Relatively cheap, China-made industrial linear stages operated by screw micrometers have been flooding the market for several years. Surprisingly, I found that they are usually quite adequate as focusers and subject positioners in photomacrography, and far better than virtually all the focusing racks and subject positioners targeted to photographers that I have tried.

Further examples of focusing racks I used in the past can be seen here.

There are other brands and models of industrial motor-operated linear actuators on the market. I have little experience with any of them, and cannot say much about alternatives to the THK KR20, except that larger models, e.g. in the KR33 and KR45 series, may also be suitable. They are stiffer and can carry a higher load, but are also heavier, wider and significantly more expensive. Some models are equipped with two platforms moving along the same rail, one of which may be an idler platform (i.e. not operated by the screw). The function of an added idler platform is to reduce the already very low amount of twisting and play of a single platform and increasing the load bearing capabilities of the latter. Sometimes an idler rail, independent of the screw-operated rail, is used with an idler platform and for a similar purpose.

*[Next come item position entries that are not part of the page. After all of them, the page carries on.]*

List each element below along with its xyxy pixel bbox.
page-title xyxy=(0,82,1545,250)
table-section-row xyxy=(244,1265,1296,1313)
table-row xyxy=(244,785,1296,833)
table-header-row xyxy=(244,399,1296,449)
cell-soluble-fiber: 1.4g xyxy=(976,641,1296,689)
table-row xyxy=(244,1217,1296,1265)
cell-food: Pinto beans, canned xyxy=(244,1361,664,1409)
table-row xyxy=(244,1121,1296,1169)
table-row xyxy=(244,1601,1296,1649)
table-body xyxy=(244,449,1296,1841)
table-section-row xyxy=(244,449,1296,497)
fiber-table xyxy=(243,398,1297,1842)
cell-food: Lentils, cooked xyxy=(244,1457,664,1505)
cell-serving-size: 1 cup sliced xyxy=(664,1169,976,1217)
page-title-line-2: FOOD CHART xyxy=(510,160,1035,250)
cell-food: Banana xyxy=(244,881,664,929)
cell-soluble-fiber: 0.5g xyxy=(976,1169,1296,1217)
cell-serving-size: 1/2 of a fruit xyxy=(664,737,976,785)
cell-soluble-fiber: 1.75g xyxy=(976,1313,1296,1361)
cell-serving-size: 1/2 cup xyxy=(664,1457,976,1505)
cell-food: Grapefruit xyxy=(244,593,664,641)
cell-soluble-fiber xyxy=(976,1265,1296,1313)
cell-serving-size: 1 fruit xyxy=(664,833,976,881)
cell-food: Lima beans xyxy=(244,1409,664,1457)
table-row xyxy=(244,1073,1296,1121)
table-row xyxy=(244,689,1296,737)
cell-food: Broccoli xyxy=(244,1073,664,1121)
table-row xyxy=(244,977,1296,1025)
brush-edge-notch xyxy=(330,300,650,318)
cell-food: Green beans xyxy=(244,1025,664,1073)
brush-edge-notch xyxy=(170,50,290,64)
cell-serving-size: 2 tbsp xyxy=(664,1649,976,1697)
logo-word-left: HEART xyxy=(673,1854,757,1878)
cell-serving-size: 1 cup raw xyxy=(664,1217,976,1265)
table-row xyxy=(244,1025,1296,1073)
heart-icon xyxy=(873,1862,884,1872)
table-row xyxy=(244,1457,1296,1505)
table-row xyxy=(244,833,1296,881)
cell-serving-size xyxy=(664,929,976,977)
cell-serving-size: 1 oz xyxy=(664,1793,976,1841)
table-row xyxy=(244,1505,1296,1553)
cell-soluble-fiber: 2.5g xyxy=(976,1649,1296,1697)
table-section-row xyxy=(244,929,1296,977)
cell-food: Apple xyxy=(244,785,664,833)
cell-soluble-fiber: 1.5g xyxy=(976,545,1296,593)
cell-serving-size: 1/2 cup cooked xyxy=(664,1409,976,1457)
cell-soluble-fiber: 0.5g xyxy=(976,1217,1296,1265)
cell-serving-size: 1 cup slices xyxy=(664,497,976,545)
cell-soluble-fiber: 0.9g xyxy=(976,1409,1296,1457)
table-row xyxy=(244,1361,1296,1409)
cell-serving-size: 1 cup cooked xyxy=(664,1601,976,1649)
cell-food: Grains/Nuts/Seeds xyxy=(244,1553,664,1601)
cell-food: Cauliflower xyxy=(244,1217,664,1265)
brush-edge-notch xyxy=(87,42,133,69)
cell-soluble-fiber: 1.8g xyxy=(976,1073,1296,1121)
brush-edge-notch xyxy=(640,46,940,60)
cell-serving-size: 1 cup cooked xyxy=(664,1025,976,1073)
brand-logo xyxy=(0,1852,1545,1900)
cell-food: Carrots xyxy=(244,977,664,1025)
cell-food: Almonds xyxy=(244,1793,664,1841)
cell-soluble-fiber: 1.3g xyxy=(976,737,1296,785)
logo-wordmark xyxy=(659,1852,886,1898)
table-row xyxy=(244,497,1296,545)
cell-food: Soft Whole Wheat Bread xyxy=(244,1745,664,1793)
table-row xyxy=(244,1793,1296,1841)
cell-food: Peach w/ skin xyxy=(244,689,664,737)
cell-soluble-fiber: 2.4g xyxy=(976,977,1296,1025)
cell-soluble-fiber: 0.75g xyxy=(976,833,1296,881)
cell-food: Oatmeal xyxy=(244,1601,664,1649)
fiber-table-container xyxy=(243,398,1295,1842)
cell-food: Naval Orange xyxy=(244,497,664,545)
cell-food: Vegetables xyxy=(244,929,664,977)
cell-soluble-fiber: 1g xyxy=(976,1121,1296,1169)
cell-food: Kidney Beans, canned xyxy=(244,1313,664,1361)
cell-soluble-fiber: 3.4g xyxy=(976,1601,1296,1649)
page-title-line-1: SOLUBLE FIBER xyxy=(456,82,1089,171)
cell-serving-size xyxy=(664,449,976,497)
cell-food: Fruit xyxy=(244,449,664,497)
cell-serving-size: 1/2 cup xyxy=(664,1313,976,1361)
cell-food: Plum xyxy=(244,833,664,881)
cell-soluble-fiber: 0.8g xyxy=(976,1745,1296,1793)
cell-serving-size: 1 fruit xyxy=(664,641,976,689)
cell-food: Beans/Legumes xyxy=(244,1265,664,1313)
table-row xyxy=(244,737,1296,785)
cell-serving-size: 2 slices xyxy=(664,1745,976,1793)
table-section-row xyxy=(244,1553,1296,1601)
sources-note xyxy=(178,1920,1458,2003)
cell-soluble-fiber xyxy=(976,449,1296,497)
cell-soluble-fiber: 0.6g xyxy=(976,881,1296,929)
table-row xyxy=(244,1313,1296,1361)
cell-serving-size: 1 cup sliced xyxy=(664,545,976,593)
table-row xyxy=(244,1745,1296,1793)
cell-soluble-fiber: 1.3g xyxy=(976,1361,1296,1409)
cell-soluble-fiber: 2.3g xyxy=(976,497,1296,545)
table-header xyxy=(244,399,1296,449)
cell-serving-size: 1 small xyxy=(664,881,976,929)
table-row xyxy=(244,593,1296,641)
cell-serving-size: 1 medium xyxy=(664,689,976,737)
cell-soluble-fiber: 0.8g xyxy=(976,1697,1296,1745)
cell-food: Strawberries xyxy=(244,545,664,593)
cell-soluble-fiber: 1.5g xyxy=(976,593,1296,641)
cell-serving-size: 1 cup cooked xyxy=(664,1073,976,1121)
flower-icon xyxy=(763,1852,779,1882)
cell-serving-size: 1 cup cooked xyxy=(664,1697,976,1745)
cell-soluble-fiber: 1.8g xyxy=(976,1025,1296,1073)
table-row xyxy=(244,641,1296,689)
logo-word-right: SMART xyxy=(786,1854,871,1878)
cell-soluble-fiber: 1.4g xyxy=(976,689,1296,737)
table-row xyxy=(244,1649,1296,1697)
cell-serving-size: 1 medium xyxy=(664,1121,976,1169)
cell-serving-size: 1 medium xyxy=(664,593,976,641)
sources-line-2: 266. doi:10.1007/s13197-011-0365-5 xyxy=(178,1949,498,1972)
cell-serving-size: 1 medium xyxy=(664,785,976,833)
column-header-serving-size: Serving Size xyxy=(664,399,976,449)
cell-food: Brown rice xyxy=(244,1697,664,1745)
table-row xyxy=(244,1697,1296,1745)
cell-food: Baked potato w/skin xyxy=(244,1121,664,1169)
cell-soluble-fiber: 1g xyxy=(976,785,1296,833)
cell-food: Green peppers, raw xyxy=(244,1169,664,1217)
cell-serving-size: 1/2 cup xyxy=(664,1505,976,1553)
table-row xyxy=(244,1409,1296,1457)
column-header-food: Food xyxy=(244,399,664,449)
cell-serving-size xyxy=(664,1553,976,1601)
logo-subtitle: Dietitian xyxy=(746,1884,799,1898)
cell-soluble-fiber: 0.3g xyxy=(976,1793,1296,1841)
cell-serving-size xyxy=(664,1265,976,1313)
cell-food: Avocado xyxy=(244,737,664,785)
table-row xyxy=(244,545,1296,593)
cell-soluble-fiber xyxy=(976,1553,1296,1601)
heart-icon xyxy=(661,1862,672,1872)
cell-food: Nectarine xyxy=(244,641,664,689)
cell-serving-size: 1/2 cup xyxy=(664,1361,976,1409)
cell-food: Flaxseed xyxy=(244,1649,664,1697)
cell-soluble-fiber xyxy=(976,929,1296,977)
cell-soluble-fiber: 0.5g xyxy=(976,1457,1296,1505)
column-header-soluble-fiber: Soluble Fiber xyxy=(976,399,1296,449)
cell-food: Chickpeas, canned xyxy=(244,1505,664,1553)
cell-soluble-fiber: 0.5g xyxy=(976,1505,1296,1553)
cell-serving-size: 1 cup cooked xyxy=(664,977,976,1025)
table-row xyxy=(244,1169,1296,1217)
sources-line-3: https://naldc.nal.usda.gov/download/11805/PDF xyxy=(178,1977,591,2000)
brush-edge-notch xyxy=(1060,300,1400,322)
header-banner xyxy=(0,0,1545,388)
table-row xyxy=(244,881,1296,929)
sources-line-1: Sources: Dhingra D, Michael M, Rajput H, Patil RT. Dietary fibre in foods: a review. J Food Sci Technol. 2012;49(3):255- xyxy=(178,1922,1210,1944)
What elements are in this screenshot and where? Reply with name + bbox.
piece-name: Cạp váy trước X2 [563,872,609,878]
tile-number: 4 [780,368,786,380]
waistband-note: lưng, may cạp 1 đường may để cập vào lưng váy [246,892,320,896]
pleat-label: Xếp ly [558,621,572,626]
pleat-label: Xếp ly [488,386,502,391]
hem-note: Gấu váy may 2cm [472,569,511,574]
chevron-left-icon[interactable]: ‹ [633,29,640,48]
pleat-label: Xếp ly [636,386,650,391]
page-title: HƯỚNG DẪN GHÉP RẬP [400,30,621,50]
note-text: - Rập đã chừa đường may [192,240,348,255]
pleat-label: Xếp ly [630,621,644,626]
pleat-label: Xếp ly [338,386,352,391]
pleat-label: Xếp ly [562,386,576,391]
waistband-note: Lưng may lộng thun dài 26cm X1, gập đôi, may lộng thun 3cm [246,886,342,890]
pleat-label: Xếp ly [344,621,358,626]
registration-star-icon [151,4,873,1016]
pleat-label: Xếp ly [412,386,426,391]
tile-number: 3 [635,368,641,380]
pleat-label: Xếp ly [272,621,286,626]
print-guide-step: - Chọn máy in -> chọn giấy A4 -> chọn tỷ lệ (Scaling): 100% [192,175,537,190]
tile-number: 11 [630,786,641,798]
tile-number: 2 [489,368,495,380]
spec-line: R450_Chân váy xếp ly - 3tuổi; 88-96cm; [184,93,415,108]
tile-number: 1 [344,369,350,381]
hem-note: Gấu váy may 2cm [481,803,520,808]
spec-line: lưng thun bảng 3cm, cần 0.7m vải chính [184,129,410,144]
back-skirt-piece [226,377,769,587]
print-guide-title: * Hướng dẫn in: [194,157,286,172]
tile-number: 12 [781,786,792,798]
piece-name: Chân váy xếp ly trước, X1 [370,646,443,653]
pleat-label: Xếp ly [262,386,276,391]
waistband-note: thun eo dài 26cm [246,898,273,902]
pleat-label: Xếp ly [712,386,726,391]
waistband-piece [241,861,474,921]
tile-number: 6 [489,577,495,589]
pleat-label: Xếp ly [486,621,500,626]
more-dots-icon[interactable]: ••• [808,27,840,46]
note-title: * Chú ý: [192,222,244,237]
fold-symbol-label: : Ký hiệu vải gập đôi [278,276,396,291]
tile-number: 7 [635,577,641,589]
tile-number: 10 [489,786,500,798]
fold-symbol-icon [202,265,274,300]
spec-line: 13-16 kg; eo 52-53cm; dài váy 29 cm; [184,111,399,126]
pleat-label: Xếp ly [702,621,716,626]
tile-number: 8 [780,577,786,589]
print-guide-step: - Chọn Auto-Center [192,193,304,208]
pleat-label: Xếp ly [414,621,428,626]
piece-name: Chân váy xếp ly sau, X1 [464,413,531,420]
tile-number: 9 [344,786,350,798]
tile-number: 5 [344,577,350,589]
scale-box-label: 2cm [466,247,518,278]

Extremely precise (on the nanometer scale) motorized linear actuators are occasionally available on the second-hand market. They are so delicate that they should never be operated by hand, never lifted by holding their actuator part, and preferably not touched at all. Considering the rough treatment typical of surplus industrial equipment, I would use extreme caution when purchasing any of these precision actuators in used condition.

Piezoelectric linear actuators have been the subject of interest by photographers on occasion, and are probably more tolerant of rough treatment, albeit their total travel is quite small. They are typically operated by an electronic controller. Sometimes a piezoelectric actuator is equipped with a piezoelectric sensor that can provide feedback to the controller to largely correct the non-linearities of the piezoelectric elements and their mechanical flexing frames.

My opinion of different models of focusing rails may seem excessively severe. However, when compared with the best industrial actuators, microscope focusing blocks and microscope subject positioners, the precision of focusing racks designed as consumer-level items for photographic use is typically orders of magnitude poorer.

External resources

Since the THK KR20 is primarily meant to be operated by a motor, the following resources can be useful:

  • (requires login) introductory-level discussion of choices when choosing a stepper motor driver and operating mode.
  • thread on using the THK KR20 with 400 steps/revolution stepper motor, and links to other threads discussing microstepping drivers.


The THK KR20 linear activator (and larger models) equipped with 1 mm-pitch screws are at present one of the best choices as a motorized, computer-controlled focuser for photomacrography within a reasonable magnification range, higher than feasible for consumer-level focusers designed for macrophotography use, but typically lower than provided by the stands and focusing blocks of compound microscopes.